Allah SWT mengkritik orang-orang yang ingkar terhadap dakwah Nabi Muhammad SAW, khususnya terhadap hari kebangkitan, dengan mengemukakan analogi yang sangat tajam. Apakah tidak terdetik sedikitpun dalam qalbu mereka tentang penciptaanya. Dalam ayat itu, disebutkan bahwa mereka diciptakan dari nutfah. Zuhaili mengaitkan dengan surat as-Sajdah ayat 8, yakni air yang hina.

ثُمَّ جَعَلَ نَسْلَهٗ مِنْ سُلٰلَةٍ مِّنْ مَّاۤءٍ مَّهِيْنٍ

Maksud:  "kemudian Dia menjadikan keturunannya dari sari pati air yang hina (air mani)"

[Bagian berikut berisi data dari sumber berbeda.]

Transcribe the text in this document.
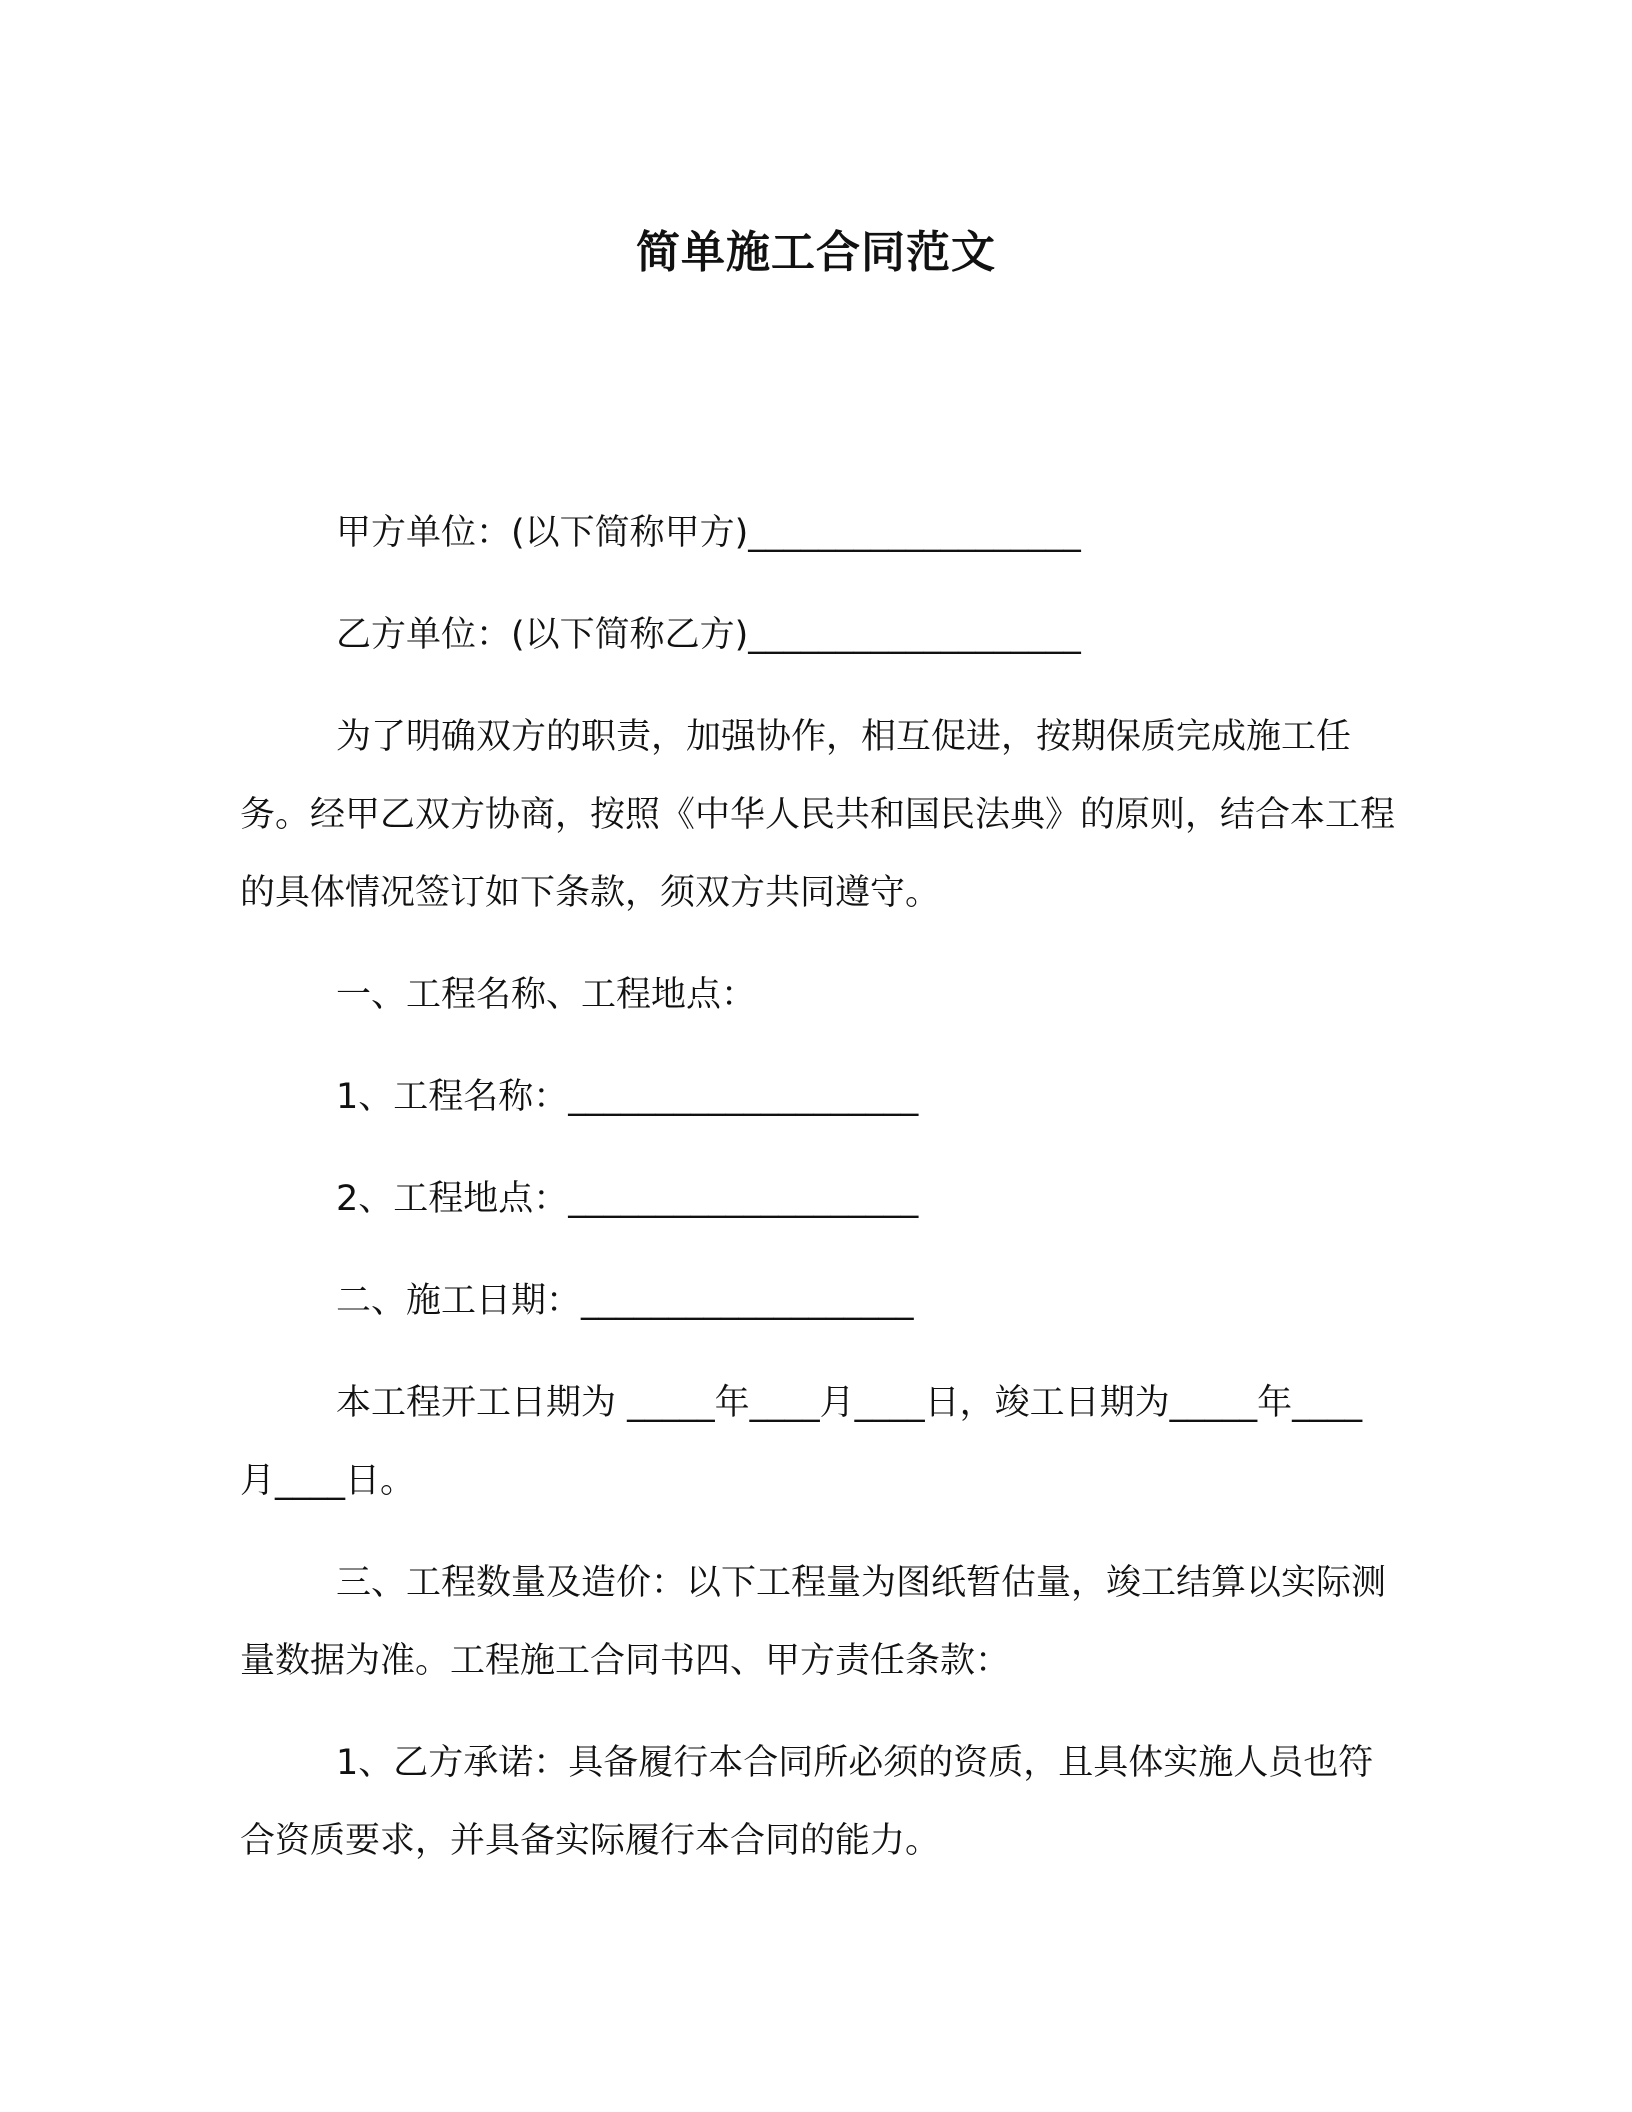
简单施工合同范文

甲方单位：(以下简称甲方)___________________

乙方单位：(以下简称乙方)___________________

为了明确双方的职责，加强协作，相互促进，按期保质完成施工任务。经甲乙双方协商，按照《中华人民共和国民法典》的原则，结合本工程的具体情况签订如下条款，须双方共同遵守。

一、工程名称、工程地点：

1、工程名称：____________________

2、工程地点：____________________

二、施工日期：___________________

本工程开工日期为 _____年____月____日，竣工日期为_____年____月____日。

三、工程数量及造价：以下工程量为图纸暂估量，竣工结算以实际测量数据为准。工程施工合同书四、甲方责任条款：

1、乙方承诺：具备履行本合同所必须的资质，且具体实施人员也符合资质要求，并具备实际履行本合同的能力。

Air itu dianggap hina karena merupakan sesuatu yang sangat lemah. Buya Hamka mengatakan bahwa air itu terkadang terbuang sia-sia tidak tentu tujuan, mengotori celana dan kain dan lama-lama membusuk. Lalu apa yang ingin disombongkan dari hal itu. Setiap yang keluar dalam dalam badan insan itu adalah menjijikan, keluar dari mulut, keluar dari mata, keluar dari hidung, keluar dari telinga, keluar dari kemaluan, keluar dari dubur. Apakah yang menyebabkan kita sangat sombong kepada Allah Azza Wajalla. Enggan patuh pada perintah-Nya, enggan taat semua larangan-Nya, enggan pilih cara hidup yang diatur oleh-nya, Kita tetap mengatakan dan melaksanakan cara kita adalah yang terbaik. Astagfirullahal azim

Hanya berkat Rahmat-Nya air yang hina itu menjadi manusia. Sedikit demi sedikit tumbuh dalam rahim, lalu lahir, bertumbuh dan berkembang hingga memiliki akal dan kesadaran. Apakah hal itu tidak pernah terdetik dalam benak mereka yang ingkar itu?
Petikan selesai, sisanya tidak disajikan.